CPI do Crime Organizado
No Senado, o requerimento apresentado pelo senador Alessandro Vieira (Cidadania-SE) para criar a Comissão Parlamentar de Inquérito do Crime Organizado foi lido em plenário pelo presidente da Casa, Davi Alcolumbre (União-AP). A CPI pretende investigar a infiltração e o crescimento de facções criminosas em todo o país.
Atuação do STF
O Supremo também acompanha de perto o agravamento da violência. O ministro Gilmar Mendes afirmou que a Corte não proibiu operações policiais e cobrou providências do governo do Rio de Janeiro para conter ataques nas comunidades. Em outra frente, o ministro Alexandre de Moraes determinou a preservação de provas de uma ação policial realizada contra o Comando Vermelho no estado fluminense.
Reação política
Diante das mortes de agentes durante operações, o senador Flávio Bolsonaro (PL-RJ) lançou uma campanha de arrecadação on-line para auxiliar famílias de policiais mortos em serviço.
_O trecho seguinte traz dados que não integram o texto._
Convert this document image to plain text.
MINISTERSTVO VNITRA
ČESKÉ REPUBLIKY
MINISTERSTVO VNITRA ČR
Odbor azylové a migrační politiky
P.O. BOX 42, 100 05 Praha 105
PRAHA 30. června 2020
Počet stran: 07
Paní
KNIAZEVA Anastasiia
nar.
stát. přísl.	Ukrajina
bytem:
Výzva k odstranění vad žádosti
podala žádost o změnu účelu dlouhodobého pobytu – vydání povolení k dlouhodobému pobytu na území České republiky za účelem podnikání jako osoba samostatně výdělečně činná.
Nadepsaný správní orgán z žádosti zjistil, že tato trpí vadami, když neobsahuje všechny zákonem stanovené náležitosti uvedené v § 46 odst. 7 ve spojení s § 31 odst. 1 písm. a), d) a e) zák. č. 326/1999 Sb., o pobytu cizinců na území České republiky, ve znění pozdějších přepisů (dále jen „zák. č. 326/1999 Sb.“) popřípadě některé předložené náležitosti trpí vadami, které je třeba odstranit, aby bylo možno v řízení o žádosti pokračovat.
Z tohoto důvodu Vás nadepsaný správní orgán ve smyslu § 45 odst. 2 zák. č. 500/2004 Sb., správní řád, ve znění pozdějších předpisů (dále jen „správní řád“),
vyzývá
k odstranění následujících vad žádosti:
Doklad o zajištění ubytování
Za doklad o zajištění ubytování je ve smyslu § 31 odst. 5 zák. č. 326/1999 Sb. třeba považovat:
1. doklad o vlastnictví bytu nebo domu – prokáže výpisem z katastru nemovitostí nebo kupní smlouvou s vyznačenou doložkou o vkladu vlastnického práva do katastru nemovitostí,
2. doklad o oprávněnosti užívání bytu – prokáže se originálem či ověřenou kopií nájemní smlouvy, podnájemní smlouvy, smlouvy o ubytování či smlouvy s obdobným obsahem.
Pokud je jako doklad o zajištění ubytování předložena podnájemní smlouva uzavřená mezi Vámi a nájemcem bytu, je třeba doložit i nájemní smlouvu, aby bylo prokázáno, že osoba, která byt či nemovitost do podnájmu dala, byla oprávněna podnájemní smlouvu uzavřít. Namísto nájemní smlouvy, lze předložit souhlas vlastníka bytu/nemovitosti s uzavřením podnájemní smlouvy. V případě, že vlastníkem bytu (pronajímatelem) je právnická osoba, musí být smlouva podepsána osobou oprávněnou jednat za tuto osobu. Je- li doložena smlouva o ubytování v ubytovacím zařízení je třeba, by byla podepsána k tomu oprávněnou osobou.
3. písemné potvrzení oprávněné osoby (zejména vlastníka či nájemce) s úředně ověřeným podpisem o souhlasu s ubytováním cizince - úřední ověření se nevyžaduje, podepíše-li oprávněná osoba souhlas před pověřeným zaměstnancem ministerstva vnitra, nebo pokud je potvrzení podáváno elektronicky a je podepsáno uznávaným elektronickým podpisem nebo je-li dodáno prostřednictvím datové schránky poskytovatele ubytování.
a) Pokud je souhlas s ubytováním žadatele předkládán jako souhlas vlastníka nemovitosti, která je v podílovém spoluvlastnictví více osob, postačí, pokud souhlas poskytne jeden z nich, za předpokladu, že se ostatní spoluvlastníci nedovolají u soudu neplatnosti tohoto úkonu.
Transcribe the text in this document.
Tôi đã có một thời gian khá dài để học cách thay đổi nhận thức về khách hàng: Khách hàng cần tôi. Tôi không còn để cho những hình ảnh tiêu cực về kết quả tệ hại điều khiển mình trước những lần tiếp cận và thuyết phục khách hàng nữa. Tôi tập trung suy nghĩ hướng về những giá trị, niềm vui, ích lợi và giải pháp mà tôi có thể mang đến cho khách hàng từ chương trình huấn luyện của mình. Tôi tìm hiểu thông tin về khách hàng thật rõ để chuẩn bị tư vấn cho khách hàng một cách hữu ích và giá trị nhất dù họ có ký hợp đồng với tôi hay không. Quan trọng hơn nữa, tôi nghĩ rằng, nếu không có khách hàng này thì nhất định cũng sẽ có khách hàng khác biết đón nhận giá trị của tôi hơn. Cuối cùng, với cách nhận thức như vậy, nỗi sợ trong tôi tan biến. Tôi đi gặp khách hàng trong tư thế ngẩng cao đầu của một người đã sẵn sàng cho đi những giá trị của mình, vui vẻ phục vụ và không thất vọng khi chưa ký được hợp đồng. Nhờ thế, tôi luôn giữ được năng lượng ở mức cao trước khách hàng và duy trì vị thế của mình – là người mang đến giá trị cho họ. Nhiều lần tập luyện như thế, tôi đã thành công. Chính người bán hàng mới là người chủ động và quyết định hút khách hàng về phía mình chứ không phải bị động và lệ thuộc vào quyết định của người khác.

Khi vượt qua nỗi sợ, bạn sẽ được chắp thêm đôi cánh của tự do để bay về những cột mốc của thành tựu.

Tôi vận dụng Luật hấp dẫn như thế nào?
Mudança de voto na Lava Jato
O STF voltou aos holofotes após o ministro Dias Toffoli alterar seu posicionamento no julgamento que discute a prisão de Renato Duque, ex-diretor de Serviços da Petrobras condenado na Operação Lava Jato. Com a nova manifestação, Toffoli passou a defender a revogação da detenção, decisão que pode alterar o desfecho do processo.
Imagem: Jeffers Rudy
A combinação de desaprovação popular, pressão parlamentar e decisões judiciais mantém a segurança pública como principal foco de tensão política no país.